For the purposes of workers compensation legislation across Australia, an injury includes a disease which arises out of or in the course of employment, so long as it was not suffered as a result of reasonable administrative action taken in a reasonable manner in respect of the employee’s employment.
A disease is an ailment or an aggravation of an ailment where it was contributed to, to a significant degree, by the employee’s employment (significant contribution test). A significant degree means a degree that is substantially more than material. The same test applies across Australia, although the wording of the different Acts vary.
Reasonable management action includes reasonable performance appraisals, counselling, suspension, disciplinary action or anything done in connection with any of the aforementioned actions. It also includes anything reasonable done in connection with an employee’s failure to obtain a promotion, reclassification, transfer or benefit, or to retain a benefit, in connection with his or her employment.
In Gibson and Comcare (Compensation)  AATA 1183, an employee made a workers compensation claim for a psychiatric condition which he suffered over a year prior to his diagnosis (relevant period), while he was temporarily placed on higher duties. The AATA found his condition arose in the course of employment after all medical experts presented views based on the employee’s evidence that he suffered from the psychiatric condition during the relevant period.
The employee referred to stress, anxiety and insomnia he suffered during the relevant period due to difficulties with his supervisor (who had expressed concerns that his performance was lacking), increased work volumes and long hours. The AATA found the significant contribution test was satisfied, despite the medical experts having presented conflicting views around this point.
Although the employee was unaware of his psychological condition during the relevant period, the employee, in hindsight, associated his poor performance to his condition given it was untreated at that time. On diagnosis, his treating psychiatrist recommended Comcare postpone his performance review for 12 months. Comcare did not act on this recommendation.
Comcare had no reasonable management action defence, as the AATA found the increased work volumes and long hours were ‘part and parcel of the employment’.
- Remote work carries various health risks. For example, we have seen it frequently blur the line between work and home with the temptation to work longer due to convenience and time saved by travel. These risks have been intensified by the pandemic, which naturally increased stress and anxiety levels in many homes. Employers can mitigate these risks by undertaking an appropriate risk analysis for each employee, instituting appropriate controls, ensuring regular communication between management and employees around individual circumstances, setting clear expectations including around joint goals and objectives, scheduling regular informal team gatherings and ensuring access to support and resources.

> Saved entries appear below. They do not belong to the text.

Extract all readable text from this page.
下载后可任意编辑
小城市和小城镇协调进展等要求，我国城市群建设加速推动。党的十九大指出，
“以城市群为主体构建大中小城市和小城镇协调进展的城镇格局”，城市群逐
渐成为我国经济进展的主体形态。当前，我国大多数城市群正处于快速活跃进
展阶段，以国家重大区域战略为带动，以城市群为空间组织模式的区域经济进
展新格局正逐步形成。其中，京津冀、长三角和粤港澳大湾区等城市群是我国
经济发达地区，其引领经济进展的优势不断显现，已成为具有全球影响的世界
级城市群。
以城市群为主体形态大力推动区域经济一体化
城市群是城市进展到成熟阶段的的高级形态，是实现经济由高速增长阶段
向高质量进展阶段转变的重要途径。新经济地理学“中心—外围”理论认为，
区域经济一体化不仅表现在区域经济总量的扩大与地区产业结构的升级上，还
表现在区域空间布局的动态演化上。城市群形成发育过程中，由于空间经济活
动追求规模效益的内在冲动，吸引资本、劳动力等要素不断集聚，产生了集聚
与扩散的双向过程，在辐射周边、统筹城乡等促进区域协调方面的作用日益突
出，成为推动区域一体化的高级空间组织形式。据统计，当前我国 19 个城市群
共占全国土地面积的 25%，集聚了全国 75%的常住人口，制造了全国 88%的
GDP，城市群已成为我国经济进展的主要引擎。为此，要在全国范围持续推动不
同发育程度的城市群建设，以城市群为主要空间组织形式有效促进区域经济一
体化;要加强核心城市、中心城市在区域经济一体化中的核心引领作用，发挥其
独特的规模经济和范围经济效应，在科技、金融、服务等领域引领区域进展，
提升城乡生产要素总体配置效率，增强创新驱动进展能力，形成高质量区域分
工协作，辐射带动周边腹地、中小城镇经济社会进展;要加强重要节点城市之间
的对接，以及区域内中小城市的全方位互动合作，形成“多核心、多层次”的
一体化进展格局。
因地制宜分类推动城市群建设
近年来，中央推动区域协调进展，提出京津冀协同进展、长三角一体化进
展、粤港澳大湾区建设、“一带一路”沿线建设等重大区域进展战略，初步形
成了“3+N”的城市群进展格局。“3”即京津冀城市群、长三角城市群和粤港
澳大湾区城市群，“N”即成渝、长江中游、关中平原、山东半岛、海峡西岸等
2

- The reasonable management action defence is limited to actions taken in respect of an employee’s employment. It does not include things which are ‘part and parcel of the employment’. For example, where the ordinary duties associated with employment lead to or aggravate an injury, the reasonable management action defence would not apply.
- The relevant period nominated by an employee in a workers compensation claim is critical in determining liability. In the above case, had the employee nominated the time of diagnosis as the relevant period, Comcare may have been able to lead evidence associating his condition to his performance review and thus used the reasonable management action defence to negate the claim.